"Tapi kamu juga berhak atas raga ini."
"Tidak lagi. Kini, itu milikmu seutuhnya. Aku akan tetap tinggal di sini."
"Tapi..."
"Jangan pernah kembali di tempat kosong dan dingin seperti ini. Kaumasih punya detak jantung itu. Kehangatan juga masih menjalar di tubuhmu. Aku hanya mayat."
"Apakah ini semua salahku?" Suaraku tercekat.
Ia menggeleng, "kausudah melakukan hal yang benar. Kaumemang harus membunuhku. Jika tidak, maka dosa-dosaku akan terus menerus mengalir dalam darahmu dan menjadi pemicu saat kaumenginginkan kematian."
Tidak! Sekarang dadaku terasa seperti mau meledak. Aku tidak ingin kehilangan gadis itu. Dia adalah bagian dari raga ini, aku tidak ingin membunuhnya lagi.
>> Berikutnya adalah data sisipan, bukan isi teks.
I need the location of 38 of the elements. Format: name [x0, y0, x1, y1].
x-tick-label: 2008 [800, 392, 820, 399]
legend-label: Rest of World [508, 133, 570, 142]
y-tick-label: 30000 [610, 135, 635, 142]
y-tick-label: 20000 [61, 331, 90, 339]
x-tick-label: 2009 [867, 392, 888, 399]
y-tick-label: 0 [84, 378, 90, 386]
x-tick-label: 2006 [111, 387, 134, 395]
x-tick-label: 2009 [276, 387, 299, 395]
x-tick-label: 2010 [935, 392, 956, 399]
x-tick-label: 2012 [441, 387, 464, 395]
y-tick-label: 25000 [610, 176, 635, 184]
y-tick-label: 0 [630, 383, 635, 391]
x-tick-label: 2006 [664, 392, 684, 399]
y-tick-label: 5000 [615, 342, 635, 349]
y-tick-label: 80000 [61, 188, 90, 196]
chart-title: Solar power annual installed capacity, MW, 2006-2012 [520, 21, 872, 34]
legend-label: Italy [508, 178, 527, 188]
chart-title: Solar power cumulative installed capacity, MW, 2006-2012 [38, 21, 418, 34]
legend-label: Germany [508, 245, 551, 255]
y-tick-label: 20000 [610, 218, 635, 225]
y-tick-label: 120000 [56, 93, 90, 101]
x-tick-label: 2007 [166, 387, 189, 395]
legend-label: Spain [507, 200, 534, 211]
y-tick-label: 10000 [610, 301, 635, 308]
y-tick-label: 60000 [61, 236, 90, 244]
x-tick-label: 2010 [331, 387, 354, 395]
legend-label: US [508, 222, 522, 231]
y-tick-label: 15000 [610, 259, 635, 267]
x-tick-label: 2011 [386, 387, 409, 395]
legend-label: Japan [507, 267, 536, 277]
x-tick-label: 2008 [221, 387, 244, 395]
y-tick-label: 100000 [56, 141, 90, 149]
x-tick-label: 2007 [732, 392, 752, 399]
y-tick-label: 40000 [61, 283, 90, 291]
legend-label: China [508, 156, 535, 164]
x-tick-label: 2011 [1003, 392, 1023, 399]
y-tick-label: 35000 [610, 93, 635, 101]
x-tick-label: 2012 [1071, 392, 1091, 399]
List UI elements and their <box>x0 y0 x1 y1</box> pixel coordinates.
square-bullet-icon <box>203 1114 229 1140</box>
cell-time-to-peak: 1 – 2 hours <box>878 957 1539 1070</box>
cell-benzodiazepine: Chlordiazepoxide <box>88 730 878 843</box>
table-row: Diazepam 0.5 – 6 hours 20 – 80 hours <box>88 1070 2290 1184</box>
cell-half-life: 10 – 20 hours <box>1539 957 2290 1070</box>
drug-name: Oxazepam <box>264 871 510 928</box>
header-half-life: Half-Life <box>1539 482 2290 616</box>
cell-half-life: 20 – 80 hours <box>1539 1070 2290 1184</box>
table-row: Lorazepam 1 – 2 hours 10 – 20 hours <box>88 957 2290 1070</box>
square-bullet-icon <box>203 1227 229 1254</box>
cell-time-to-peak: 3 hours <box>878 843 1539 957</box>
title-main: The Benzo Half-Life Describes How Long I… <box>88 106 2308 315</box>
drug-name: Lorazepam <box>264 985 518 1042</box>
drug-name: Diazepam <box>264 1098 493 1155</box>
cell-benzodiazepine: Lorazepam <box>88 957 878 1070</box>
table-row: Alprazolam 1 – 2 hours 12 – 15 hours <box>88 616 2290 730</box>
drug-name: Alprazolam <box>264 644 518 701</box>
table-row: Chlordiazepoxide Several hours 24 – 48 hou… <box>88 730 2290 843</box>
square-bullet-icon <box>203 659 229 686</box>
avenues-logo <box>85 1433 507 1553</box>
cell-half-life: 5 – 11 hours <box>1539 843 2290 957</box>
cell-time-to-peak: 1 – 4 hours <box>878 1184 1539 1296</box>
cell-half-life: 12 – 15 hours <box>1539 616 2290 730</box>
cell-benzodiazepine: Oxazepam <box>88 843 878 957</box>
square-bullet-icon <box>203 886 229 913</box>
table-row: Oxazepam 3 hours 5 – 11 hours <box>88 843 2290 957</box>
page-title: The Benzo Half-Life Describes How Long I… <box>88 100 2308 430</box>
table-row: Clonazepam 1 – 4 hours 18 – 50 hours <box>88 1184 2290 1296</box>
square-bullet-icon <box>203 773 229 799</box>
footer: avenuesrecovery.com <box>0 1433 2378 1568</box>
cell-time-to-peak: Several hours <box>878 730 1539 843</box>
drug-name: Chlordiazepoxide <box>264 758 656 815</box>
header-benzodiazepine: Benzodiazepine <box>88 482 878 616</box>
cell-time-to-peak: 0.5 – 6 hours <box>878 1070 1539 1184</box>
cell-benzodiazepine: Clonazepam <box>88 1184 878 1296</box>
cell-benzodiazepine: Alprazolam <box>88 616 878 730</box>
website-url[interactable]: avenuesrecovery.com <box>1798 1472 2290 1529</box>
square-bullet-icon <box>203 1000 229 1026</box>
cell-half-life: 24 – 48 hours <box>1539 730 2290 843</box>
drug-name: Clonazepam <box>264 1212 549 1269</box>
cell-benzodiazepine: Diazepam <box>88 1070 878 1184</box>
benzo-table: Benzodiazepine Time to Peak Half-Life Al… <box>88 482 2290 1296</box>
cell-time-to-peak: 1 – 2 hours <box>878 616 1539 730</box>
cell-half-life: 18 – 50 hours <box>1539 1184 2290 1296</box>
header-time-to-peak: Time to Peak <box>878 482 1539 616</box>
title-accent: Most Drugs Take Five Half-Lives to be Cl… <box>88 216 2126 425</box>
Aku menatapnya lamat-lamat, sembari menggeleng kuat. Kini tangannya angun meletakkan mahkota kecil yang sedari tadi tergeletak ke atas kepalanya. Ia kembali menampilkan senyum duka itu.
"Tidak! Bukan ini yang kumau. Bukankah harusnya kita mati bersama hari ini?" Tubuhku bergetar hebat.
"Aku siap." Suaranya kini terdengar memilukan.
Tidak! Aku sangat tidak ingin melakukannya, tapi lagi-lagi batu ini sudah berada di genggamanku. Aku menatap wajahnya lagi, dia mengangguk.
Baiklah. Aku mengerti. Dengan tangan gemetar ini aku mulai mengangkat batu ini dan mengeluarkan semua tangis yang ada.